Last week, as I sat across from our ISO 27001 information security auditor, watching them strenuously work through our documentation, a thought struck me:
Here we are, a software company, with nearly all of our operations running in interconnected digital systems, yet the core of our business—our policies, procedures, and organisational structure—is a basic collection of documents.
It just felt ironic. We use advanced tools to automate compliance checks, store our code in version-controlled repositories, and manage our infrastructure as code. However, when describing and managing our company, we resort to digital paper and tidbits of info distributed across people in the building.
The disconnect became increasingly apparent as I reflected on our day-to-day process: 90% of our products, documents, communication, and decision-making live in digital channels. That’s data. It lives in the cloud, spread over SaaS solutions that specialise in handling individual work processes—all systems with robust APIs and programmatic access.
At the centre of it all sits a lonely island of documents: our ambitions, goals, policies and formal structures. And I think those are pretty important.

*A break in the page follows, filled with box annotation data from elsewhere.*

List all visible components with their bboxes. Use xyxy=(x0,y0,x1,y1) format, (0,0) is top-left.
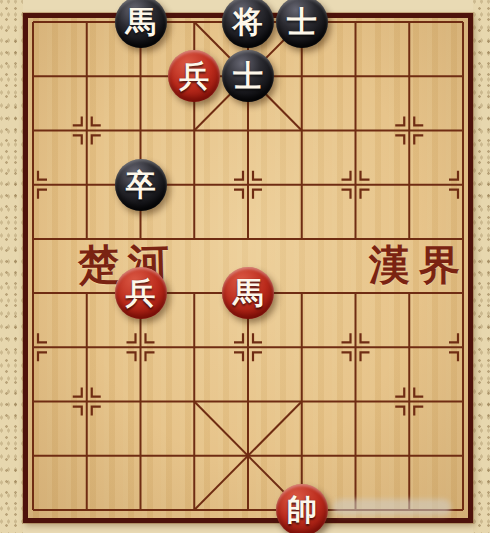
piece-red-soldier-2[interactable]: 兵 xyxy=(115,267,167,319)
piece-glyph: 帥 xyxy=(287,484,317,533)
piece-black-horse[interactable]: 馬 xyxy=(115,0,167,48)
piece-red-horse[interactable]: 馬 xyxy=(222,267,274,319)
piece-black-soldier[interactable]: 卒 xyxy=(115,159,167,211)
piece-glyph: 馬 xyxy=(126,0,156,48)
xiangqi-board[interactable]: 楚河 漢界 馬将士兵士卒兵馬帥 xyxy=(0,0,490,533)
piece-red-general[interactable]: 帥 xyxy=(276,484,328,533)
piece-glyph: 士 xyxy=(233,50,263,102)
xiangqi-board-screen: 楚河 漢界 馬将士兵士卒兵馬帥 xyxy=(0,0,490,533)
piece-glyph: 馬 xyxy=(233,267,263,319)
piece-glyph: 兵 xyxy=(126,267,156,319)
watermark-blur xyxy=(333,499,451,516)
piece-glyph: 卒 xyxy=(126,159,156,211)
piece-black-advisor-2[interactable]: 士 xyxy=(222,50,274,102)
piece-glyph: 将 xyxy=(233,0,263,48)
river-label-han-jie: 漢界 xyxy=(369,243,469,287)
piece-black-advisor-1[interactable]: 士 xyxy=(276,0,328,48)
piece-glyph: 士 xyxy=(287,0,317,48)
piece-glyph: 兵 xyxy=(179,50,209,102)
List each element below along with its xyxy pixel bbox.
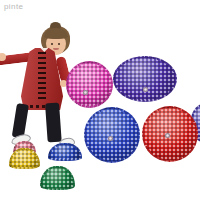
purple-massage-half-ball bbox=[113, 56, 177, 102]
pink-massage-half-ball bbox=[66, 61, 113, 108]
child-hair-fringe bbox=[44, 28, 68, 39]
red-massage-half-ball bbox=[142, 106, 198, 162]
air-valve-icon bbox=[165, 133, 170, 138]
dress-embroidery bbox=[38, 52, 46, 102]
child-right-eye bbox=[58, 43, 60, 45]
child-right-leg bbox=[45, 103, 62, 143]
child-left-leg bbox=[12, 103, 29, 138]
blue-massage-half-ball bbox=[84, 107, 140, 163]
watermark-text: pinte bbox=[4, 2, 23, 12]
child-left-eye bbox=[51, 43, 53, 45]
air-valve-icon bbox=[143, 87, 148, 92]
air-valve-icon bbox=[108, 136, 113, 141]
child-mouth bbox=[53, 48, 59, 50]
product-photo: pinte bbox=[0, 0, 200, 200]
air-valve-icon bbox=[83, 90, 88, 95]
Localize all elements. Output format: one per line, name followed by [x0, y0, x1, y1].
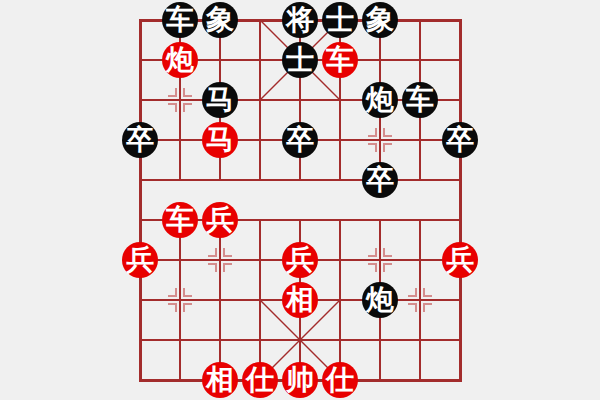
piece-face: 帅: [282, 362, 318, 398]
xiangqi-piece-black[interactable]: 士: [320, 0, 360, 40]
piece-face: 兵: [122, 242, 158, 278]
piece-face: 仕: [322, 362, 358, 398]
xiangqi-board[interactable]: 车象将士象炮士车马炮车卒马卒卒卒车兵兵兵兵相炮相仕帅仕: [0, 0, 600, 400]
piece-face: 卒: [362, 162, 398, 198]
xiangqi-piece-black[interactable]: 卒: [440, 120, 480, 160]
xiangqi-piece-red[interactable]: 马: [200, 120, 240, 160]
piece-face: 炮: [362, 282, 398, 318]
xiangqi-piece-black[interactable]: 卒: [360, 160, 400, 200]
xiangqi-piece-red[interactable]: 炮: [160, 40, 200, 80]
xiangqi-piece-red[interactable]: 相: [200, 360, 240, 400]
xiangqi-piece-red[interactable]: 仕: [320, 360, 360, 400]
xiangqi-piece-black[interactable]: 象: [360, 0, 400, 40]
piece-layer: 车象将士象炮士车马炮车卒马卒卒卒车兵兵兵兵相炮相仕帅仕: [120, 0, 480, 400]
piece-face: 卒: [442, 122, 478, 158]
xiangqi-piece-black[interactable]: 马: [200, 80, 240, 120]
piece-face: 相: [202, 362, 238, 398]
piece-face: 卒: [122, 122, 158, 158]
piece-face: 相: [282, 282, 318, 318]
xiangqi-piece-black[interactable]: 卒: [120, 120, 160, 160]
xiangqi-piece-red[interactable]: 兵: [120, 240, 160, 280]
xiangqi-piece-red[interactable]: 车: [160, 200, 200, 240]
xiangqi-piece-black[interactable]: 车: [400, 80, 440, 120]
piece-face: 兵: [282, 242, 318, 278]
xiangqi-piece-red[interactable]: 兵: [440, 240, 480, 280]
piece-face: 马: [202, 82, 238, 118]
piece-face: 卒: [282, 122, 318, 158]
xiangqi-piece-black[interactable]: 炮: [360, 280, 400, 320]
piece-face: 象: [362, 2, 398, 38]
xiangqi-piece-black[interactable]: 车: [160, 0, 200, 40]
piece-face: 象: [202, 2, 238, 38]
piece-face: 兵: [442, 242, 478, 278]
piece-face: 仕: [242, 362, 278, 398]
xiangqi-piece-red[interactable]: 仕: [240, 360, 280, 400]
piece-face: 车: [322, 42, 358, 78]
xiangqi-piece-red[interactable]: 兵: [280, 240, 320, 280]
piece-face: 士: [322, 2, 358, 38]
xiangqi-piece-red[interactable]: 帅: [280, 360, 320, 400]
piece-face: 车: [162, 202, 198, 238]
piece-face: 车: [402, 82, 438, 118]
piece-face: 炮: [162, 42, 198, 78]
xiangqi-piece-black[interactable]: 炮: [360, 80, 400, 120]
xiangqi-piece-black[interactable]: 士: [280, 40, 320, 80]
xiangqi-piece-red[interactable]: 相: [280, 280, 320, 320]
xiangqi-piece-black[interactable]: 象: [200, 0, 240, 40]
xiangqi-piece-red[interactable]: 兵: [200, 200, 240, 240]
piece-face: 马: [202, 122, 238, 158]
piece-face: 炮: [362, 82, 398, 118]
xiangqi-piece-black[interactable]: 将: [280, 0, 320, 40]
piece-face: 士: [282, 42, 318, 78]
xiangqi-piece-black[interactable]: 卒: [280, 120, 320, 160]
xiangqi-piece-red[interactable]: 车: [320, 40, 360, 80]
piece-face: 将: [282, 2, 318, 38]
piece-face: 车: [162, 2, 198, 38]
piece-face: 兵: [202, 202, 238, 238]
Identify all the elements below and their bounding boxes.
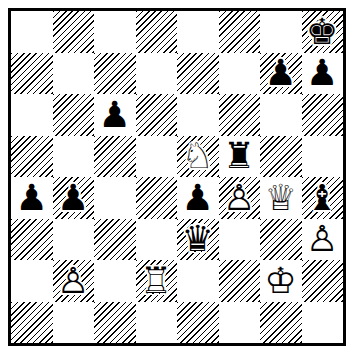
diagram-page: ♚♟♟♟♞♘♜♟♟♟♟♙♛♕♝♛♟♙♟♙♜♖♚♔ <box>0 0 350 350</box>
square-b1[interactable] <box>53 302 95 344</box>
square-c3[interactable] <box>94 219 136 261</box>
square-g7[interactable]: ♟ <box>260 53 302 95</box>
square-c7[interactable] <box>94 53 136 95</box>
square-a2[interactable] <box>11 260 53 302</box>
square-a8[interactable] <box>11 11 53 53</box>
square-c1[interactable] <box>94 302 136 344</box>
square-d8[interactable] <box>136 11 178 53</box>
square-e6[interactable] <box>177 94 219 136</box>
square-e7[interactable] <box>177 53 219 95</box>
piece-black-pawn[interactable]: ♟ <box>16 180 48 216</box>
piece-white-rook[interactable]: ♖ <box>140 263 172 299</box>
piece-black-bishop[interactable]: ♝ <box>306 180 338 216</box>
square-b4[interactable]: ♟ <box>53 177 95 219</box>
square-d6[interactable] <box>136 94 178 136</box>
square-b6[interactable] <box>53 94 95 136</box>
square-e2[interactable] <box>177 260 219 302</box>
piece-white-queen[interactable]: ♕ <box>265 180 297 216</box>
piece-black-pawn[interactable]: ♟ <box>306 55 338 91</box>
square-f8[interactable] <box>219 11 261 53</box>
square-b7[interactable] <box>53 53 95 95</box>
square-g3[interactable] <box>260 219 302 261</box>
square-e5[interactable]: ♞♘ <box>177 136 219 178</box>
square-a7[interactable] <box>11 53 53 95</box>
square-d3[interactable] <box>136 219 178 261</box>
piece-white-pawn[interactable]: ♙ <box>306 221 338 257</box>
square-b3[interactable] <box>53 219 95 261</box>
square-d1[interactable] <box>136 302 178 344</box>
piece-black-rook[interactable]: ♜ <box>223 138 255 174</box>
chess-board: ♚♟♟♟♞♘♜♟♟♟♟♙♛♕♝♛♟♙♟♙♜♖♚♔ <box>8 8 346 346</box>
square-d4[interactable] <box>136 177 178 219</box>
square-a6[interactable] <box>11 94 53 136</box>
square-h7[interactable]: ♟ <box>302 53 344 95</box>
square-c6[interactable]: ♟ <box>94 94 136 136</box>
square-d7[interactable] <box>136 53 178 95</box>
piece-white-king[interactable]: ♔ <box>265 263 297 299</box>
piece-black-pawn[interactable]: ♟ <box>182 180 214 216</box>
square-e1[interactable] <box>177 302 219 344</box>
square-h6[interactable] <box>302 94 344 136</box>
square-d5[interactable] <box>136 136 178 178</box>
piece-white-pawn[interactable]: ♙ <box>57 263 89 299</box>
piece-white-pawn[interactable]: ♙ <box>223 180 255 216</box>
square-h3[interactable]: ♟♙ <box>302 219 344 261</box>
square-f7[interactable] <box>219 53 261 95</box>
square-f6[interactable] <box>219 94 261 136</box>
square-h5[interactable] <box>302 136 344 178</box>
square-g8[interactable] <box>260 11 302 53</box>
square-e3[interactable]: ♛ <box>177 219 219 261</box>
piece-black-queen[interactable]: ♛ <box>182 221 214 257</box>
square-d2[interactable]: ♜♖ <box>136 260 178 302</box>
piece-black-pawn[interactable]: ♟ <box>57 180 89 216</box>
piece-black-pawn[interactable]: ♟ <box>265 55 297 91</box>
square-b8[interactable] <box>53 11 95 53</box>
square-c8[interactable] <box>94 11 136 53</box>
square-b2[interactable]: ♟♙ <box>53 260 95 302</box>
square-h8[interactable]: ♚ <box>302 11 344 53</box>
square-c2[interactable] <box>94 260 136 302</box>
square-g5[interactable] <box>260 136 302 178</box>
square-e8[interactable] <box>177 11 219 53</box>
piece-black-pawn[interactable]: ♟ <box>99 97 131 133</box>
piece-white-knight[interactable]: ♘ <box>182 138 214 174</box>
square-e4[interactable]: ♟ <box>177 177 219 219</box>
square-h2[interactable] <box>302 260 344 302</box>
square-c4[interactable] <box>94 177 136 219</box>
square-g2[interactable]: ♚♔ <box>260 260 302 302</box>
square-f5[interactable]: ♜ <box>219 136 261 178</box>
square-f3[interactable] <box>219 219 261 261</box>
square-h4[interactable]: ♝ <box>302 177 344 219</box>
square-a4[interactable]: ♟ <box>11 177 53 219</box>
square-a1[interactable] <box>11 302 53 344</box>
square-c5[interactable] <box>94 136 136 178</box>
square-g1[interactable] <box>260 302 302 344</box>
square-h1[interactable] <box>302 302 344 344</box>
square-f2[interactable] <box>219 260 261 302</box>
square-b5[interactable] <box>53 136 95 178</box>
piece-black-king[interactable]: ♚ <box>306 14 338 50</box>
square-f4[interactable]: ♟♙ <box>219 177 261 219</box>
square-a5[interactable] <box>11 136 53 178</box>
square-a3[interactable] <box>11 219 53 261</box>
square-g6[interactable] <box>260 94 302 136</box>
square-g4[interactable]: ♛♕ <box>260 177 302 219</box>
square-f1[interactable] <box>219 302 261 344</box>
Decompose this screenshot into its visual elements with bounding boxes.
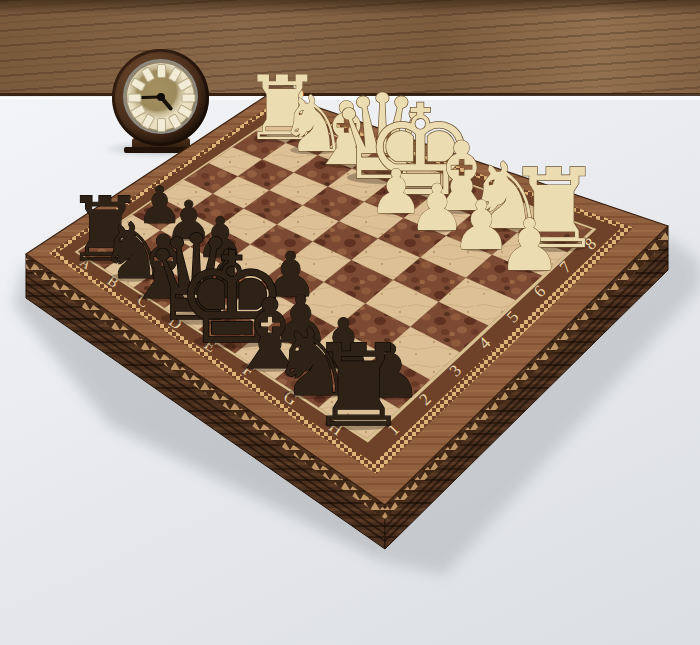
chess-board: ABCDEFGH12345678♟♜♞♝♛♚♝♟♟♞♟♟♜♟♟♜♟♞♟♟♝♛♚♟… [0, 0, 700, 645]
piece-light-pawn-h7[interactable]: ♟ [497, 204, 561, 287]
product-photo-scene: ABCDEFGH12345678♟♜♞♝♛♚♝♟♟♞♟♟♜♟♟♜♟♞♟♟♝♛♚♟… [0, 0, 700, 645]
piece-dark-rook-h1[interactable]: ♜ [308, 320, 409, 452]
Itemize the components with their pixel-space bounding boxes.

Our security posture was solid before we even considered ISO 27001 because we’d already worked hard to comply with our customer’s requirements. Between collecting evidence for controls, arguing about and updating policy wording, document review, and the actual audit, we spent hundreds of additional person-hours that could’ve otherwise been spent creating great products for our users.
A missing link
If we desire operational data to be so rich, why do we accept organisational data to be so sparse? We’ve revolutionised how we handle infrastructure with Infrastructure as Code (IaC), how we manage deployments with GitOps, and how we handle security with Policy as Code.
We see the benefit.
But when representing our organisation (the beating heart of our operations), we apply old-school methods.